Pela fé, deixou o Egipto, não temendo a ira do rei; porque ficou firme como vendo o invisível.

Pela fé, celebrou a Páscoa e a aspersão do sangue para que o destruidor dos primogénitos lhes não tocasse.

Pela fé, passaram o Mar Vermelho como por terra seca, o que intentando os Egípcios pereceram

(Hebreus 11:24-29)

 

Introdução

Estamos na época da Páscoa. Mas, afinal, o que é a Páscoa? Qual a sua história? Qual o seu significado? Qual o seu valor? Qual a sua importância para os nossos dias? Qual a sua relevância para o homem nosso contemporâneo?

A Páscoa que comummente se procura recordar nesta época é a Páscoa ocorrida por altura da morte de Cristo. Ou melhor dizendo, procura-se recordar os acontecimentos ocorridos por altura da morte de Cristo. Porque aquilo que se procura recordar não é a Páscoa mas sim os acontecimentos que envolveram a vida daqueles treze homens. Note-se que insisto no “procura-se recordar” e não no “recorda-se” porque realmente o que acontece de um modo geral nesta altura não é bem o recordar, o reviver desses acontecimentos, mas antes uma tentativa que termina falhada porque o drama então ocorrido, a profundidade espiritual daqueles acontecimentos, o significado e a implicação pessoal das comemorações pascais, enfim, o valor dos valores aí envolvidos escapam-se total e completamente aos peregrinos do nosso tempo porque, afinal, aquilo que é evocado e que é retido não passa de elementos folclóricos de uma herança cultural colectiva.

Mas a Páscoa é mais do que isso. A Páscoa é mais do que folclore. A Páscoa é mais do que uma data comemorativa do calendário.

Para lá das circunstâncias do momento, com a dieta alimentar habitual modificada e melhorada, com os presentes que se trocam e as amêndoas que se oferecem para adoçar o amargor da vida, a Páscoa permanece intacta, esperando que os homens toquem, provem e vivam o seu significado.

A Páscoa que queria relembrar não é apenas a Páscoa vivida por Cristo mas sim a Páscoa, a ideia divina da Páscoa.
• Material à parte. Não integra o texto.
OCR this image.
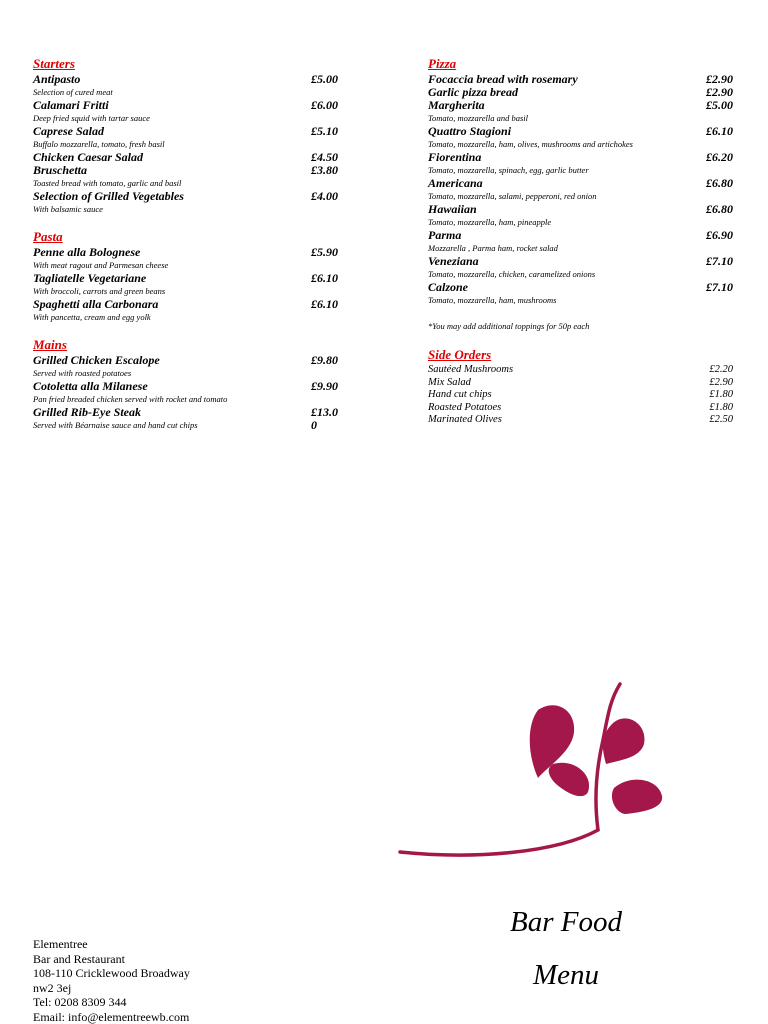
Starters
Antipasto	£5.00
Selection of cured meat
Calamari Fritti	£6.00
Deep fried squid with tartar sauce
Caprese Salad	£5.10
Buffalo mozzarella, tomato, fresh basil
Chicken Caesar Salad	£4.50
Bruschetta	£3.80
Toasted bread with tomato, garlic and basil
Selection of Grilled Vegetables	£4.00
With balsamic sauce
Pasta
Penne alla Bolognese	£5.90
With meat ragout and Parmesan cheese
Tagliatelle Vegetariane	£6.10
With broccoli, carrots and green beans
Spaghetti alla Carbonara	£6.10
With pancetta, cream and egg yolk
Mains
Grilled Chicken Escalope	£9.80
Served with roasted potatoes
Cotoletta alla Milanese	£9.90
Pan fried breaded chicken served with rocket and tomato
Grilled Rib-Eye Steak	£13.0
0
Served with Béarnaise sauce and hand cut chips
Pizza
Focaccia bread with rosemary	£2.90
Garlic pizza bread	£2.90
Margherita	£5.00
Tomato, mozzarella and basil
Quattro Stagioni	£6.10
Tomato, mozzarella, ham, olives, mushrooms and artichokes
Fiorentina	£6.20
Tomato, mozzarella, spinach, egg, garlic butter
Americana	£6.80
Tomato, mozzarella, salami, pepperoni, red onion
Hawaiian	£6.80
Tomato, mozzarella, ham, pineapple
Parma	£6.90
Mozzarella , Parma ham, rocket salad
Veneziana	£7.10
Tomato, mozzarella, chicken, caramelized onions
Calzone	£7.10
Tomato, mozzarella, ham, mushrooms
*You may add additional toppings for 50p each
Side Orders
Sautéed Mushrooms	£2.20
Mix Salad	£2.90
Hand cut chips	£1.80
Roasted Potatoes	£1.80
Marinated Olives	£2.50
Bar Food
Menu
Elementree
Bar and Restaurant
108-110 Cricklewood Broadway
nw2 3ej
Tel: 0208 8309 344
Email: info@elementreewb.com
Porque afinal ― ainda que seja paradoxal e possa parecer estranho a ouvidos desprevenidos ― nós, como Cristãos, não temos de nos preocupar em recriar ou reviver a Páscoa de Cristo, ou seja, a Páscoa vivida por Cristo. E porquê? É que sendo Cristo a nossa Páscoa, então temos de viver pessoal e individualmente a pessoa de Jesus Cristo porque só vivendo-O estaremos a comemorar condignamente a ideia divina da Páscoa.

A Páscoa de Jesus Cristo foi a Páscoa d’Ele, vivida por Ele. É um acontecimento de profundos significados e implicações teológicas mas não deixa de ser um acontecimento histórico. É um marco da nossa vida, é verdade, mas é um facto passado que só revive como todos os factos passados, como todas as datas históricas importantes que são relembradas.

A Páscoa de Jesus Cristo foi d’Ele. Ainda que sejamos participantes das Suas bênçãos e ainda que seremos participantes da Sua glória vindoura, a Páscoa de Jesus foi d’Ele, não é nossa, porque foi vivida por Ele, sofrida por Ele. Nós não estivemos lá.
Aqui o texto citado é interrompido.